Beating him is exactly what Trump did, as Ramaswamy dropped out of the race after falling short of fourth place in the Iowa caucuses in January.
Even if this strategy wasn’t a great way to challenge the former president, it proved effective in gaining his support, earning him a spot on stage at a campaign rally, and even a speaking opportunity. Obtained.
At Cpac’s dinner with President Ronald Reagan on Friday night, Ramaswamy said Trump would lead conservatives to victory in what he called a war for America’s future.
“There is no compromise on either side in this war,” he said.
Ramaswamy’s lackadaisical tone ultimately became part of his own presidential failure, as many Republicans took offense to his aggressive debate performance. But that could put him on notice as a potential vice presidential candidate.
byron donald
This little-known Florida lawmaker burst onto the political scene in January 2023. He was a candidate for Speaker of the House, but conservatives supported him briefly to show their disapproval of California’s eventual winner, Kevin McCarthy.
Since then, Mr. Donald has further thrust the moment into the spotlight by increasing his criticism of President Joe Biden and defending Mr.
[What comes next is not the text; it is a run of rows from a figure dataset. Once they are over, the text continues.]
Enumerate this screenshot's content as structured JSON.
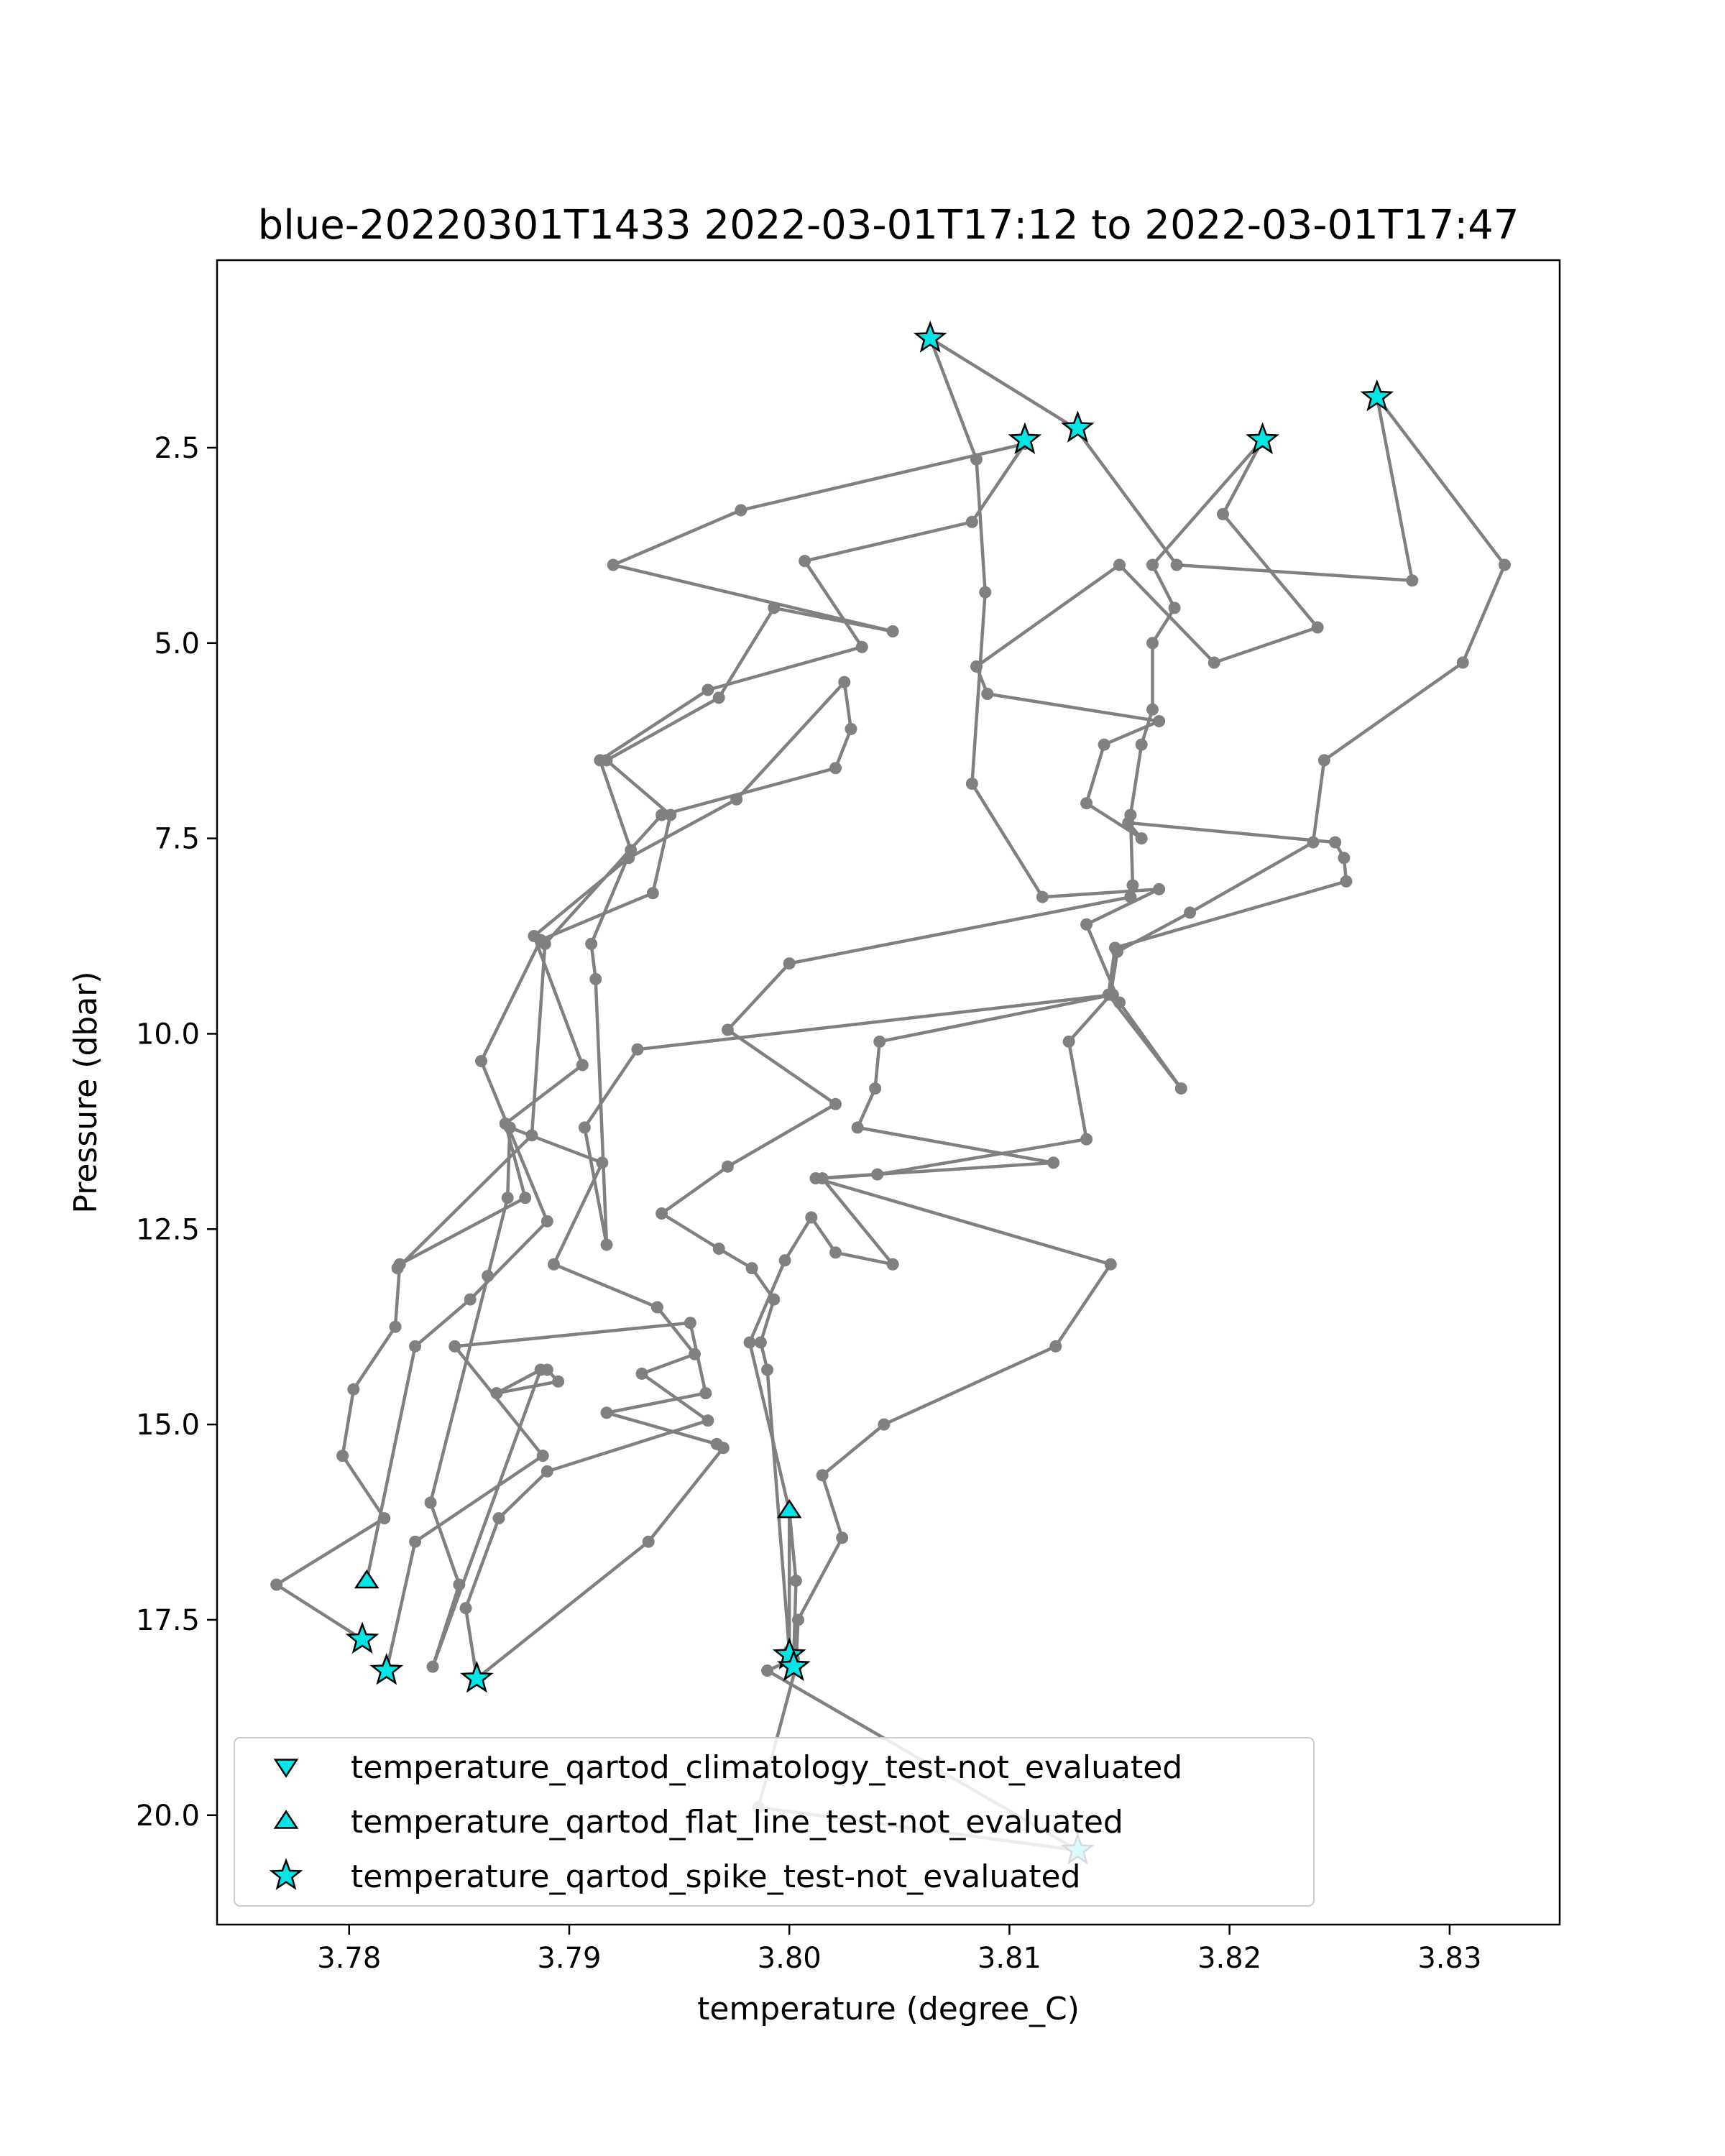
{
  "chart_data": {
    "type": "line",
    "title": "blue-20220301T1433 2022-03-01T17:12 to 2022-03-01T17:47",
    "xlabel": "temperature (degree_C)",
    "ylabel": "Pressure (dbar)",
    "xlim": [
      3.774,
      3.835
    ],
    "ylim": [
      21.4,
      0.1
    ],
    "y_inverted": true,
    "grid": false,
    "x_ticks": [
      3.78,
      3.79,
      3.8,
      3.81,
      3.82,
      3.83
    ],
    "x_tick_labels": [
      "3.78",
      "3.79",
      "3.80",
      "3.81",
      "3.82",
      "3.83"
    ],
    "y_ticks": [
      2.5,
      5.0,
      7.5,
      10.0,
      12.5,
      15.0,
      17.5,
      20.0
    ],
    "y_tick_labels": [
      "2.5",
      "5.0",
      "7.5",
      "10.0",
      "12.5",
      "15.0",
      "17.5",
      "20.0"
    ],
    "line_color": "#808080",
    "marker_color": "#00e5e5",
    "profile": [
      {
        "x": 3.7986,
        "y": 19.9
      },
      {
        "x": 3.8131,
        "y": 20.45
      },
      {
        "x": 3.799,
        "y": 18.15
      },
      {
        "x": 3.8002,
        "y": 18.0
      },
      {
        "x": 3.8003,
        "y": 17.0
      },
      {
        "x": 3.8,
        "y": 16.1
      },
      {
        "x": 3.8,
        "y": 17.9
      },
      {
        "x": 3.799,
        "y": 14.3
      },
      {
        "x": 3.7987,
        "y": 13.95
      },
      {
        "x": 3.7993,
        "y": 13.4
      },
      {
        "x": 3.7983,
        "y": 13.0
      },
      {
        "x": 3.7968,
        "y": 12.75
      },
      {
        "x": 3.7942,
        "y": 12.3
      },
      {
        "x": 3.7972,
        "y": 11.7
      },
      {
        "x": 3.8021,
        "y": 10.9
      },
      {
        "x": 3.7972,
        "y": 9.95
      },
      {
        "x": 3.8,
        "y": 9.1
      },
      {
        "x": 3.8155,
        "y": 8.25
      },
      {
        "x": 3.8156,
        "y": 8.1
      },
      {
        "x": 3.8155,
        "y": 7.2
      },
      {
        "x": 3.816,
        "y": 6.3
      },
      {
        "x": 3.8165,
        "y": 5.85
      },
      {
        "x": 3.8165,
        "y": 5.0
      },
      {
        "x": 3.8175,
        "y": 4.55
      },
      {
        "x": 3.8165,
        "y": 4.0
      },
      {
        "x": 3.8215,
        "y": 2.4
      },
      {
        "x": 3.8197,
        "y": 3.35
      },
      {
        "x": 3.824,
        "y": 4.8
      },
      {
        "x": 3.8193,
        "y": 5.25
      },
      {
        "x": 3.815,
        "y": 4.0
      },
      {
        "x": 3.8085,
        "y": 5.3
      },
      {
        "x": 3.809,
        "y": 5.65
      },
      {
        "x": 3.8168,
        "y": 6.0
      },
      {
        "x": 3.8143,
        "y": 6.3
      },
      {
        "x": 3.8135,
        "y": 7.05
      },
      {
        "x": 3.816,
        "y": 7.5
      },
      {
        "x": 3.8154,
        "y": 7.3
      },
      {
        "x": 3.8248,
        "y": 7.55
      },
      {
        "x": 3.8252,
        "y": 7.75
      },
      {
        "x": 3.8253,
        "y": 8.05
      },
      {
        "x": 3.8148,
        "y": 8.9
      },
      {
        "x": 3.8145,
        "y": 9.5
      },
      {
        "x": 3.8178,
        "y": 10.7
      },
      {
        "x": 3.815,
        "y": 9.6
      },
      {
        "x": 3.8135,
        "y": 8.6
      },
      {
        "x": 3.8168,
        "y": 8.15
      },
      {
        "x": 3.8115,
        "y": 8.25
      },
      {
        "x": 3.8083,
        "y": 6.8
      },
      {
        "x": 3.8089,
        "y": 4.35
      },
      {
        "x": 3.8085,
        "y": 2.65
      },
      {
        "x": 3.8064,
        "y": 1.1
      },
      {
        "x": 3.813,
        "y": 2.25
      },
      {
        "x": 3.8176,
        "y": 4.0
      },
      {
        "x": 3.8283,
        "y": 4.2
      },
      {
        "x": 3.8267,
        "y": 1.85
      }
    ],
    "profile_2": [
      {
        "x": 3.8267,
        "y": 1.85
      },
      {
        "x": 3.8325,
        "y": 4.0
      },
      {
        "x": 3.8306,
        "y": 5.25
      },
      {
        "x": 3.8243,
        "y": 6.5
      },
      {
        "x": 3.8238,
        "y": 7.55
      },
      {
        "x": 3.8182,
        "y": 8.45
      },
      {
        "x": 3.8149,
        "y": 8.95
      },
      {
        "x": 3.8146,
        "y": 9.5
      },
      {
        "x": 3.8127,
        "y": 10.1
      },
      {
        "x": 3.8135,
        "y": 11.35
      },
      {
        "x": 3.804,
        "y": 11.8
      },
      {
        "x": 3.8015,
        "y": 11.85
      },
      {
        "x": 3.8047,
        "y": 12.95
      },
      {
        "x": 3.8021,
        "y": 12.8
      },
      {
        "x": 3.801,
        "y": 12.35
      },
      {
        "x": 3.7998,
        "y": 12.9
      },
      {
        "x": 3.7982,
        "y": 13.95
      },
      {
        "x": 3.8,
        "y": 16.1
      }
    ],
    "profile_3": [
      {
        "x": 3.7986,
        "y": 19.9
      },
      {
        "x": 3.8003,
        "y": 18.1
      },
      {
        "x": 3.8004,
        "y": 17.5
      },
      {
        "x": 3.8024,
        "y": 16.45
      },
      {
        "x": 3.8015,
        "y": 15.65
      },
      {
        "x": 3.8043,
        "y": 15.0
      },
      {
        "x": 3.8121,
        "y": 14.0
      },
      {
        "x": 3.8146,
        "y": 12.95
      },
      {
        "x": 3.8012,
        "y": 11.85
      },
      {
        "x": 3.812,
        "y": 11.65
      },
      {
        "x": 3.8031,
        "y": 11.2
      },
      {
        "x": 3.8039,
        "y": 10.7
      },
      {
        "x": 3.8041,
        "y": 10.1
      },
      {
        "x": 3.8147,
        "y": 9.5
      },
      {
        "x": 3.7931,
        "y": 10.2
      },
      {
        "x": 3.7907,
        "y": 11.2
      },
      {
        "x": 3.7917,
        "y": 12.7
      },
      {
        "x": 3.7912,
        "y": 9.3
      },
      {
        "x": 3.791,
        "y": 8.85
      },
      {
        "x": 3.7928,
        "y": 7.65
      },
      {
        "x": 3.7914,
        "y": 6.5
      },
      {
        "x": 3.7963,
        "y": 5.6
      },
      {
        "x": 3.8033,
        "y": 5.05
      },
      {
        "x": 3.8007,
        "y": 3.95
      },
      {
        "x": 3.8083,
        "y": 3.45
      },
      {
        "x": 3.8107,
        "y": 2.45
      },
      {
        "x": 3.7978,
        "y": 3.3
      },
      {
        "x": 3.792,
        "y": 4.0
      },
      {
        "x": 3.8047,
        "y": 4.85
      },
      {
        "x": 3.7993,
        "y": 4.55
      },
      {
        "x": 3.7968,
        "y": 5.7
      },
      {
        "x": 3.7917,
        "y": 6.5
      },
      {
        "x": 3.7946,
        "y": 7.2
      },
      {
        "x": 3.7938,
        "y": 8.2
      },
      {
        "x": 3.7887,
        "y": 8.8
      },
      {
        "x": 3.786,
        "y": 10.35
      },
      {
        "x": 3.789,
        "y": 12.4
      },
      {
        "x": 3.7855,
        "y": 13.4
      },
      {
        "x": 3.783,
        "y": 14.0
      },
      {
        "x": 3.7808,
        "y": 17.0
      }
    ],
    "profile_4": [
      {
        "x": 3.7817,
        "y": 18.15
      },
      {
        "x": 3.783,
        "y": 16.5
      },
      {
        "x": 3.7888,
        "y": 15.4
      },
      {
        "x": 3.7848,
        "y": 14.0
      },
      {
        "x": 3.7955,
        "y": 13.7
      },
      {
        "x": 3.7962,
        "y": 14.6
      },
      {
        "x": 3.7917,
        "y": 14.85
      },
      {
        "x": 3.7967,
        "y": 15.25
      },
      {
        "x": 3.797,
        "y": 15.3
      },
      {
        "x": 3.7936,
        "y": 16.5
      },
      {
        "x": 3.7858,
        "y": 18.25
      },
      {
        "x": 3.7853,
        "y": 17.35
      },
      {
        "x": 3.7868,
        "y": 16.2
      },
      {
        "x": 3.789,
        "y": 15.6
      },
      {
        "x": 3.7963,
        "y": 14.95
      },
      {
        "x": 3.7933,
        "y": 14.35
      },
      {
        "x": 3.7957,
        "y": 14.1
      },
      {
        "x": 3.794,
        "y": 13.5
      },
      {
        "x": 3.7893,
        "y": 12.95
      },
      {
        "x": 3.7915,
        "y": 11.65
      },
      {
        "x": 3.7873,
        "y": 11.2
      },
      {
        "x": 3.7872,
        "y": 12.1
      },
      {
        "x": 3.7863,
        "y": 13.1
      },
      {
        "x": 3.7837,
        "y": 16.0
      },
      {
        "x": 3.785,
        "y": 17.05
      },
      {
        "x": 3.7838,
        "y": 18.1
      },
      {
        "x": 3.7887,
        "y": 14.3
      },
      {
        "x": 3.7867,
        "y": 14.6
      },
      {
        "x": 3.7895,
        "y": 14.45
      },
      {
        "x": 3.789,
        "y": 14.3
      }
    ],
    "profile_5": [
      {
        "x": 3.7806,
        "y": 17.75
      },
      {
        "x": 3.7767,
        "y": 17.05
      },
      {
        "x": 3.7816,
        "y": 16.2
      },
      {
        "x": 3.7797,
        "y": 15.4
      },
      {
        "x": 3.7802,
        "y": 14.55
      },
      {
        "x": 3.7821,
        "y": 13.75
      },
      {
        "x": 3.7823,
        "y": 12.95
      },
      {
        "x": 3.788,
        "y": 12.1
      },
      {
        "x": 3.7871,
        "y": 11.15
      },
      {
        "x": 3.7906,
        "y": 10.4
      },
      {
        "x": 3.7884,
        "y": 8.75
      },
      {
        "x": 3.7927,
        "y": 7.75
      },
      {
        "x": 3.7976,
        "y": 7.0
      },
      {
        "x": 3.8025,
        "y": 5.5
      },
      {
        "x": 3.8028,
        "y": 6.1
      },
      {
        "x": 3.8021,
        "y": 6.6
      },
      {
        "x": 3.7942,
        "y": 7.2
      },
      {
        "x": 3.7889,
        "y": 8.85
      },
      {
        "x": 3.7883,
        "y": 11.3
      },
      {
        "x": 3.7822,
        "y": 13.0
      }
    ],
    "markers_spike": [
      {
        "x": 3.8064,
        "y": 1.1
      },
      {
        "x": 3.8107,
        "y": 2.4
      },
      {
        "x": 3.8131,
        "y": 2.25
      },
      {
        "x": 3.8215,
        "y": 2.4
      },
      {
        "x": 3.8267,
        "y": 1.85
      },
      {
        "x": 3.7806,
        "y": 17.75
      },
      {
        "x": 3.7817,
        "y": 18.15
      },
      {
        "x": 3.7858,
        "y": 18.25
      },
      {
        "x": 3.8,
        "y": 17.95
      },
      {
        "x": 3.8002,
        "y": 18.1
      },
      {
        "x": 3.8131,
        "y": 20.45
      }
    ],
    "markers_flat_line": [
      {
        "x": 3.7808,
        "y": 17.0
      },
      {
        "x": 3.8,
        "y": 16.1
      }
    ],
    "markers_climatology": [],
    "legend": {
      "placement": "lower-left",
      "entries": [
        {
          "label": "temperature_qartod_climatology_test-not_evaluated",
          "marker": "triangle-down"
        },
        {
          "label": "temperature_qartod_flat_line_test-not_evaluated",
          "marker": "triangle-up"
        },
        {
          "label": "temperature_qartod_spike_test-not_evaluated",
          "marker": "star"
        }
      ]
    }
  }
}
Trump on conservative cable TV.
On Thursday morning, the 45-year-old appeared in front of a crowd at CPAC and delivered a boilerplate speech that was largely right-wing.
“He’s a solid conservative with common sense,” said Dixie Ferguson, who was visiting CPAC from Walla Walla, Washington. “For a young player, I think he has great leadership qualities.”
If Mr. Trump wants diversity in his running mate and is not satisfied with Mr. Scott, Mr. Donald, who is black, may be another option.
But a stumbling block is a constitutional provision that prohibits two candidates from the same state from running for president.
Either Mr. Trump or Mr. Donald will have to find a new legal home, at least temporarily.
JD Vance
J.D. Vance criticized Trump in 2016, calling him a “complete fraud.” But like several potential vice presidential candidates, Vance has a soft spot for the former president.
The change comes around the same time that the author of “Hillbilly Elegy,” a best-selling memoir about the struggles of rural American life, turned to politics in 2022 and won an Ohio Senate seat as a Republican. .
At CPAC on Friday, Vance did not give a formal speech, but rather did an interview with Newsmax host Rob Schmidt.
Much of the conversation focused on Ukraine, a topic where Mr. Vance and Mr. Trump overlap in their views on an early negotiated resolution.
“We don’t like that Russia invaded Ukraine, but the question is, what can we do about it?” he said. “A lot of people think diplomacy is a bad word…We want the killing to stop.”
Mr. Vance is the only white man who regularly appears on Mr. Trump’s running mate list, which is notable given the Republican Party’s – and Mr. Trump’s – insistence that personnel decisions be color-blind.
This reflects the common view that former presidents need to find ways to expand their appeal beyond their own political base, and that selecting a vice president is one way to do that.
If Mr. Trump seeks to improve his standing in the Midwest, perhaps the most important battleground in November’s election campaign, he will seek a running mate from Ohio who understands the plight of working-class white voters. Choosing may help.